Instructors can access a variety of resources related to teaching and learning here or on the American Statistical Association’s Education website. The Consortium for the Advancement of Undergraduate Statistics Education (CAUSE) also supports teaching and learning at the university level through workshops, webinars, and more.

Journals and Websites





Articles and Papers

McGee M, Stokes L, Nadolsky P. (2016). Just-in-time Teaching in Statistics Classrooms. Journal of Statistics Education, 24(1), 16-26

Abstract: “Much has been made of the flipped classroom as an approach to teaching, and its effect on student learning. The volume of material showing that the flipped classroom technique helps students better learn and better retain material is increasing at a rapid pace. Coupled with this technique is active learning in the classroom. There are many ways of “flipping the classroom.” The particular realization of the flipped classroom that we discuss in this article is based on a method called “Just-in-Time Teaching (JiTT).” However, JiTT, in particular, and the flipped classroom, in general, is not just about watching videos before class, or doing activities during class time. JiTT includes assigning short, web-based questions to students based on previously viewed material.
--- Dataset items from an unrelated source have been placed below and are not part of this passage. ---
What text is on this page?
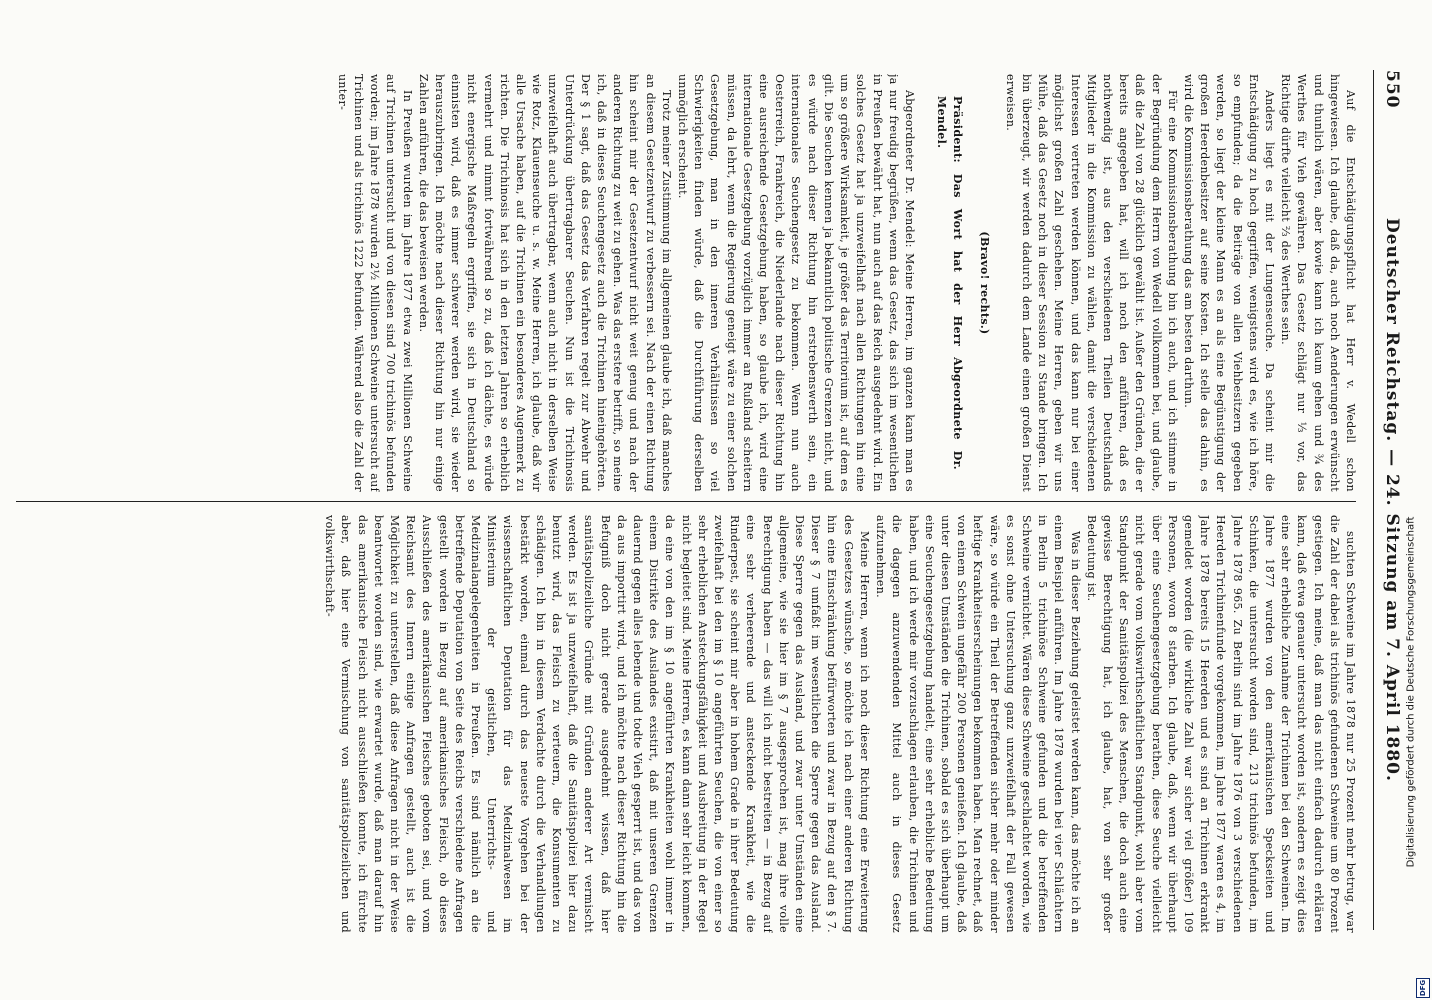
550
Deutscher Reichstag. — 24. Sitzung am 7. April 1880.

Auf die Entschädigungspflicht hat Herr v. Wedell schon hingewiesen. Ich glaube, daß da, auch noch Aenderungen erwünscht und thunlich wären, aber kowie kann ich kaum gehen und ¾ des Werthes für Vieh gewähren. Das Gesetz schlägt nur ⅓ vor, das Richtige dürfte vielleicht ⅔ des Werthes sein.

Anders liegt es mit der Lungenseuche. Da scheint mir die Entschädigung zu hoch gegriffen, wenigstens wird es, wie ich höre, so empfunden; da die Beiträge von allen Viehbesitzern gegeben werden, so liegt der kleine Mann es an als eine Begünstigung der großen Heerdenbesitzer auf seine Kosten. Ich stelle das dahin, es wird die Kommissionsberathung das am besten darthun.

Für eine Kommissionsberathung bin ich auch, und ich stimme in der Begründung dem Herrn von Wedell vollkommen bei, und glaube, daß die Zahl von 28 glücklich gewählt ist. Außer den Gründen, die er bereits angegeben hat, will ich noch den anführen, daß es nothwendig ist, aus den verschiedenen Theilen Deutschlands Mitglieder in die Kommission zu wählen, damit die verschiedenen Interessen vertreten werden können, und das kann nur bei einer möglichst großen Zahl geschehen. Meine Herren, geben wir uns Mühe, daß das Gesetz noch in dieser Session zu Stande bringen. Ich bin überzeugt, wir werden dadurch dem Lande einen großen Dienst erweisen.

(Bravo! rechts.)

Präsident: Das Wort hat der Herr Abgeordnete Dr. Mendel.

Abgeordneter Dr. Mendel: Meine Herren, im ganzen kann man es ja nur freudig begrüßen, wenn das Gesetz, das sich im wesentlichen in Preußen bewährt hat, nun auch auf das Reich ausgedehnt wird. Ein solches Gesetz hat ja unzweifelhaft nach allen Richtungen hin eine um so größere Wirksamkeit, je größer das Territorium ist, auf dem es gilt. Die Seuchen kennen ja bekanntlich politische Grenzen nicht, und es würde nach dieser Richtung hin erstrebenswerth sein, ein internationales Seuchengesetz zu bekommen. Wenn nun auch Oesterreich, Frankreich, die Niederlande nach dieser Richtung hin eine ausreichende Gesetzgebung haben, so glaube ich, wird eine internationale Gesetzgebung vorzüglich immer an Rußland scheitern müssen, da lehrt, wenn die Regierung geneigt wäre zu einer solchen Gesetzgebung, man in den inneren Verhältnissen so viel Schwierigkeiten finden würde, daß die Durchführung derselben unmöglich erscheint.

Trotz meiner Zustimmung im allgemeinen glaube ich, daß manches an diesem Gesetzentwurf zu verbessern sei. Nach der einen Richtung hin scheint mir der Gesetzentwurf nicht weit genug und nach der anderen Richtung zu weit zu gehen. Was das erstere betrifft, so meine ich, daß in dieses Seuchengesetz auch die Trichinen hineingehörten. Der § 1 sagt, daß das Gesetz das Verfahren regelt zur Abwehr und Unterdrückung übertragbarer Seuchen. Nun ist die Trichinosis unzweifelhaft auch übertragbar, wenn auch nicht in derselben Weise wie Rotz, Klauenseuche u. s. w. Meine Herren, ich glaube, daß wir alle Ursache haben, auf die Trichinen ein besonderes Augenmerk zu richten. Die Trichinosis hat sich in den letzten Jahren so erheblich vermehrt und nimmt fortwährend so zu, daß ich dächte, es würde nicht energische Maßregeln ergriffen, sie sich in Deutschland so einnisten wird, daß es immer schwerer werden wird, sie wieder herauszubringen. Ich möchte nach dieser Richtung hin nur einige Zahlen anführen, die das beweisen werden.

In Preußen wurden im Jahre 1877 etwa zwei Millionen Schweine auf Trichinen untersucht und von diesen sind 700 trichinös befunden worden; im Jahre 1878 wurden 2½ Millionen Schweine untersucht auf Trichinen und als trichinös 1222 befunden. Während also die Zahl der unter-

suchten Schweine im Jahre 1878 nur 25 Prozent mehr betrug, war die Zahl der dabei als trichinös gefundenen Schweine um 80 Prozent gestiegen. Ich meine, daß man das nicht einfach dadurch erklären kann, daß etwa genauer untersucht worden ist, sondern es zeigt dies eine sehr erhebliche Zunahme der Trichinen bei den Schweinen. Im Jahre 1877 wurden von den amerikanischen Speckseiten und Schinken, die untersucht worden sind, 213 trichinös befunden, im Jahre 1878 965. Zu Berlin sind im Jahre 1876 von 3 verschiedenen Heerden Trichinenfunde vorgekommen, im Jahre 1877 waren es 4, im Jahre 1878 bereits 15 Heerden und es sind an Trichinen erkrankt gemeldet worden (die wirkliche Zahl war sicher viel größer) 109 Personen, wovon 8 starben. Ich glaube, daß, wenn wir überhaupt über eine Seuchengesetzgebung berathen, diese Seuche vielleicht nicht gerade vom volkswirthschaftlichen Standpunkt, wohl aber vom Standpunkt der Sanitätspolizei des Menschen, die doch auch eine gewisse Berechtigung hat, ich glaube, hat, von sehr großer Bedeutung ist.

Was in dieser Beziehung geleistet werden kann, das möchte ich an einem Beispiel anführen. Im Jahre 1878 wurden bei vier Schlächtern in Berlin 5 trichinöse Schweine gefunden und die betreffenden Schweine vernichtet. Wären diese Schweine geschlachtet worden, wie es sonst ohne Untersuchung ganz unzweifelhaft der Fall gewesen wäre, so würde ein Theil der Betreffenden sicher mehr oder minder heftige Krankheitserscheinungen bekommen haben. Man rechnet, daß von einem Schwein ungefähr 200 Personen genießen. Ich glaube, daß unter diesen Umständen die Trichinen, sobald es sich überhaupt um eine Seuchengesetzgebung handelt, eine sehr erhebliche Bedeutung haben, und ich werde mir vorzuschlagen erlauben, die Trichinen und die dagegen anzuwendenden Mittel auch in dieses Gesetz aufzunehmen.

Meine Herren, wenn ich noch dieser Richtung eine Erweiterung des Gesetzes wünsche, so möchte ich nach einer anderen Richtung hin eine Einschränkung befürworten und zwar in Bezug auf den § 7. Dieser § 7 umfaßt im wesentlichen die Sperre gegen das Ausland. Diese Sperre gegen das Ausland, und zwar unter Umständen eine allgemeine, wie sie hier im § 7 ausgesprochen ist, mag ihre volle Berechtigung haben — das will ich nicht bestreiten — in Bezug auf eine sehr verheerende und ansteckende Krankheit, wie die Rinderpest, sie scheint mir aber in hohem Grade in ihrer Bedeutung zweifelhaft bei den im § 10 angeführten Seuchen, die von einer so sehr erheblichen Ansteckungsfähigkeit und Ausbreitung in der Regel nicht begleitet sind. Meine Herren, es kann dann sehr leicht kommen, da eine von den im § 10 angeführten Krankheiten wohl immer in einem Distrikte des Auslandes existirt, daß mit unseren Grenzen dauernd gegen alles lebende und todte Vieh gesperrt ist, und das von da aus importirt wird, und ich möchte nach dieser Richtung hin die Befugniß doch nicht gerade ausgedehnt wissen, daß hier sanitätspolizeiliche Gründe mit Gründen anderer Art vermischt werden. Es ist ja unzweifelhaft, daß die Sanitätspolizei hier dazu benutzt wird, das Fleisch zu verteuern, die Konsumenten zu schädigen. Ich bin in diesem Verdachte durch die Verhandlungen bestärkt worden, einmal durch das neueste Vorgehen bei der wissenschaftlichen Deputation für das Medizinalwesen im Ministerium der geistlichen, Unterrichts- und Medizinalangelegenheiten in Preußen. Es sind nämlich an die betreffende Deputation von Seite des Reichs verschiedene Anfragen gestellt worden in Bezug auf amerikanisches Fleisch, ob dieses Ausschließen des amerikanischen Fleisches geboten sei, und vom Reichsamt des Innern einige Anfragen gestellt, auch ist die Möglichkeit zu unterstellen, daß diese Anfragen nicht in der Weise beantwortet worden sind, wie erwartet wurde, daß man darauf hin das amerikanische Fleisch nicht ausschließen konnte, ich fürchte aber, daß hier eine Vermischung von sanitätspolizeilichen und volkswirthschaft-	Digitalisierung gefördert durch die Deutsche Forschungsgemeinschaft
DFG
Typically, Internet-based questions are constructed to elicit common misunderstandings from the students, so that the instructor can correct such misunderstandings immediately in the next class period, hence the name, “Just-in-Time Teaching.” The addition of these pre-class questions is what separates JiTT from a general flipped classroom model. Even as the research on the superiority of JiTT as a learner-centered pedagogical method mounts, aids for the instructor have not, at least not as quickly. This article is focused on the instructor—with aids to help the instructor begin using the JiTT flipped classroom model in statistics courses.”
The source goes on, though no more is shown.